Hyaline membrane formation is caused by necrosis and desquamation of epithelial cells lining the alveolar basement membrane and the occurrence of pulmonary edema (35). To sustain life, infants are treated with mechanical ventilation and supplemental oxygen, which are both risk factors for the progression of HMD toward bronchopulmonary dysplasia (BPD) (6).

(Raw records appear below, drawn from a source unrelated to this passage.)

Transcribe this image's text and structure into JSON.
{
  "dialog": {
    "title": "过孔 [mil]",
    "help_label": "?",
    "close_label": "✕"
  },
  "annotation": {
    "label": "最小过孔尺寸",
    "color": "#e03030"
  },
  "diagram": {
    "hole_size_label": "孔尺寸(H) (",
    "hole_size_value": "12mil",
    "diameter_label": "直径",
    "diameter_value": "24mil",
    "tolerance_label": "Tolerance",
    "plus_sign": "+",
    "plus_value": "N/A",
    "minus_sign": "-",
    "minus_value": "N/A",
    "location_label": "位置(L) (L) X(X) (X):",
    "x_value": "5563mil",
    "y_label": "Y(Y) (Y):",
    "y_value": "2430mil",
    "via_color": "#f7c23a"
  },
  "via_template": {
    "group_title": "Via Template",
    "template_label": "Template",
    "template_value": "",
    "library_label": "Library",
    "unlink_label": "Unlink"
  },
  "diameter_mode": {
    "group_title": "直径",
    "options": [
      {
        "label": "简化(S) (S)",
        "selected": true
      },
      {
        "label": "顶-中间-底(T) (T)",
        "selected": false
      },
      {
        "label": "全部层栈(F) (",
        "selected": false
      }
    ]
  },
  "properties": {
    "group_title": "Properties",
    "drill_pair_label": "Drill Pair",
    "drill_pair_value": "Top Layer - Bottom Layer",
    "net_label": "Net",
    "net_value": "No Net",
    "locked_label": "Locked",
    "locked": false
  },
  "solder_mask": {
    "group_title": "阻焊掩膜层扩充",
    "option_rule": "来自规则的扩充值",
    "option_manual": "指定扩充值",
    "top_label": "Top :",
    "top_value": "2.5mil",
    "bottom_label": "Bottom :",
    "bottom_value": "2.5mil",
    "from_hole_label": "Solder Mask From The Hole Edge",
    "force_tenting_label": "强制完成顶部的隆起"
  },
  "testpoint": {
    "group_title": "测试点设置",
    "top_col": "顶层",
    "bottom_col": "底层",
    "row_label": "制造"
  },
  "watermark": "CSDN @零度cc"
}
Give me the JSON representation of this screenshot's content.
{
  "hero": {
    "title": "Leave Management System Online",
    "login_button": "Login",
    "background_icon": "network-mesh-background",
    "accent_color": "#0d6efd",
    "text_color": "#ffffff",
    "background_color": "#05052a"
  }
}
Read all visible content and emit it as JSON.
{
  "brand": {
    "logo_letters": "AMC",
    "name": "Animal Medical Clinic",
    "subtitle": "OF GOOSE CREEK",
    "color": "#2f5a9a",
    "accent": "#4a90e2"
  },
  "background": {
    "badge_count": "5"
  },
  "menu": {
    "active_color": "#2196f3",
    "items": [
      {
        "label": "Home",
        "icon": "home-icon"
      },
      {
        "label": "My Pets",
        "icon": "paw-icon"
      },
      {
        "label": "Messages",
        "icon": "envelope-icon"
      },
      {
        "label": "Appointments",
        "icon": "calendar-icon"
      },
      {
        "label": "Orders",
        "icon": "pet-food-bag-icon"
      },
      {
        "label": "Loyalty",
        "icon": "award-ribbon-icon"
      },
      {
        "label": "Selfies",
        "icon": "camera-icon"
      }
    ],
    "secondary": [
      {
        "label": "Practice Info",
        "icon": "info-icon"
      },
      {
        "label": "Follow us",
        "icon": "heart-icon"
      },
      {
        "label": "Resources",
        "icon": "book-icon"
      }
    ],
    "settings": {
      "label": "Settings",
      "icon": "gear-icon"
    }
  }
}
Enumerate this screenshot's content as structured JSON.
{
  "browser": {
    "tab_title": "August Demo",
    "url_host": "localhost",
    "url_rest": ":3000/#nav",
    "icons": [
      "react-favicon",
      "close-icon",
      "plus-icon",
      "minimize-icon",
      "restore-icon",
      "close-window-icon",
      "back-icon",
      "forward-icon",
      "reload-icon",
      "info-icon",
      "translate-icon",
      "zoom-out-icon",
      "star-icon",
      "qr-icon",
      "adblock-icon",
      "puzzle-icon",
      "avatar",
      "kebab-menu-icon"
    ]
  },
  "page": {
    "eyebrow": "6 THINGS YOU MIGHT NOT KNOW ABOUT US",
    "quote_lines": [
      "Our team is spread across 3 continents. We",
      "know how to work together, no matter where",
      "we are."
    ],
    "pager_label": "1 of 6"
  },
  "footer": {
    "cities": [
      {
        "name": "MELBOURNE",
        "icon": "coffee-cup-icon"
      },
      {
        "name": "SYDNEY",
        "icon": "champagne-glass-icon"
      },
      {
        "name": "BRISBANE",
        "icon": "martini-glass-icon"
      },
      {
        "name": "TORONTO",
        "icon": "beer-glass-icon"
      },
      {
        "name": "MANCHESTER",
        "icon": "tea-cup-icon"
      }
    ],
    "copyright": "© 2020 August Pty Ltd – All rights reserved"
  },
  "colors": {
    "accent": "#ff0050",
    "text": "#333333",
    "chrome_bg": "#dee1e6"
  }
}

BPD, also called chronic lung disease of prematurity, can be regarded as the end stage of HMD treatment and is associated with mortality and long term pulmonary morbidity (6, 7). The development from HMD to BPD is characterized by extensive tissue remodeling and can be divided into four phases based on days after birth: acute (2–4 d), regenerative (4–8 d), transitional (8–16 d), and chronic (>16 d) (8). A main feature of the acute and regenerative phase is re-epithelialization of the denuded alveoli. The transitional and chronic phases are characterized by alveoli primarily lined with type-II pneumocytes and the occurrence of fibrotic areas and increased numbers of fibroblasts (3, 9, 10).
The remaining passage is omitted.